Pourquoi j'ai choisi d'être expatrié au Nigeria ?

Tiphaine Réto

« Logistic manager » depuis 2 ans au Nigeria, F. dit compenser des conditions de travail « à risques » par des conditions salariales très favorables : à 35 ans, il gagne 100 000 euros par an et bénéficie d'un droit aux vacances exceptionnel. A savoir pour deux mois travaillés un mois au vert.

Vous êtes au Nigeria depuis deux ans. Quel a été votre parcours avant cela ?


Ca va faire 12 ans que je vis en Afrique. Après mes études à la fac, je suis parti m'installer en Côte d'Ivoire pour monter mon entreprise d'importation et de vente de pièces détachées pour automobile. J'y suis resté 8 ans avant de rentrer en France passer un diplôme d'ingénieur. A peine diplômé, j'ai été nommé en Angola. Très vite, une opportunité s'est présenté au Nigeria. J'ai accepté tout de suite. Ici, je suis basé dans une petite ville, près de Port Harcourt. Je suis chargé de l'approvisionnement des plateformes et des bateaux qui travaillent en off-shore. Je travaille avec une vingtaine d'employés locaux et suis le seul expatrié sur place.

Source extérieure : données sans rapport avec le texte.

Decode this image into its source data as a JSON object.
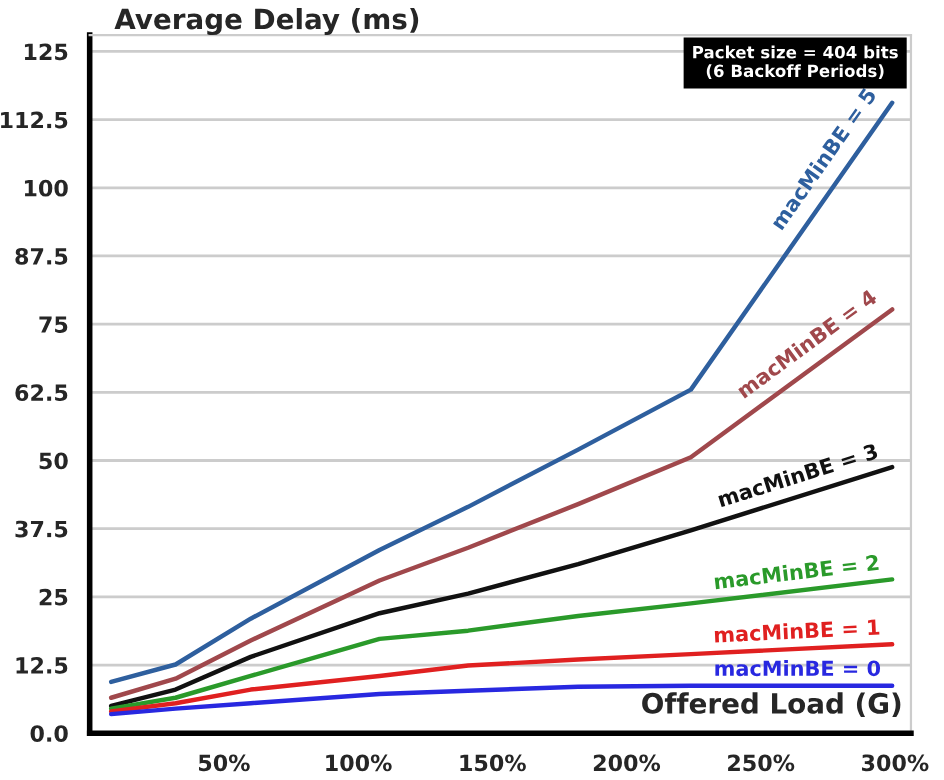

Les conditions de vie ne vous semblent pas trop difficiles ?

La situation est relativement dangereuse. Il faut être vigilant. J'habite ici dans un camp complètement cerné par la police armée et je ne me déplace jamais sans garde du corps et chauffeur. Durant les trois dernières années, je crois qu'il y a eu près de 700 kidnappings crapuleux, visant principalement les expatriés. Et, même si les Nigérians sont de manière générale des gens affables et courtois, dans le travail, il n'est pas rare d'être menacé lorsqu'on refuse les conditions d'un interlocuteur local. Personnellement, ça ne m'est pas arrivé et je ne veux pas entretenir de psychose. D'autant plus que je commence à avoir l'habitude des conditions difficiles. J'étais en Côte d'Ivoire en 2003, quand les évènements ont commencé. J'ai ensuite atterri en Angola, un pays qui a connu près de 25 ans de guerre civile... et pendant mes derniers congés, j'ai eu la bonne idée d'aller en Thaïlande. Je me suis retrouvé en plein dans les émeutes !

Qu'est-ce qui vous a fait accepter ce poste ?

Il y a d'excellentes contre-parties. La première, c'est le salaire : je touche 100 000 euros par an, payés sur 14 mois. A cela vous rajoutez les primes et les bonus.  Ensuite, en travaillant ici, vous bénéficiez d'un droit aux vacances exceptionnel. Pour deux mois de travail, je peux prendre un mois de congé. Dans d'autres compagnies, c'est un mois/un mois. Et puis ici, c'est un petit monde. On est au cœur de l'activité, vraiment sur le terrain. Je côtoie des gens qui travaillent dans d'autres sociétés et je suis au courant de tout ce qui se passe, de toutes les opportunités. Après... on est à des postes stratégiques. Au charbon. On n'a pas droit à l'erreur, car ça coûte extrêmement cher à notre société. Et la moindre erreur se voit tout de suite...

Vous conseilleriez cette expérience à d'autres personnes ?

Les managers disent qu'ils ont de plus en plus de mal à trouver des gens pour venir ici. Ils cherchent avant tout des personnes célibataires, car c'est devenu extrêmement compliqué de faire venir des familles. Je ne comprends pas que des jeunes ne souhaitent pas tenter cette aventure. En dehors des avantages sur le salaire et les vacances, ce type d'expérience est extrêmement intéressant à connaître. Si ça se passe mal, on ne vous tiendra pas rigueur de vouloir rentrer plus tôt. Et quoi qu'il arrive, c'est très valorisant d'avoir essayer. Et puis, il ne faut pas exagérer non plus : ce n'est pas l'enfer ici. Seulement le Nigeria.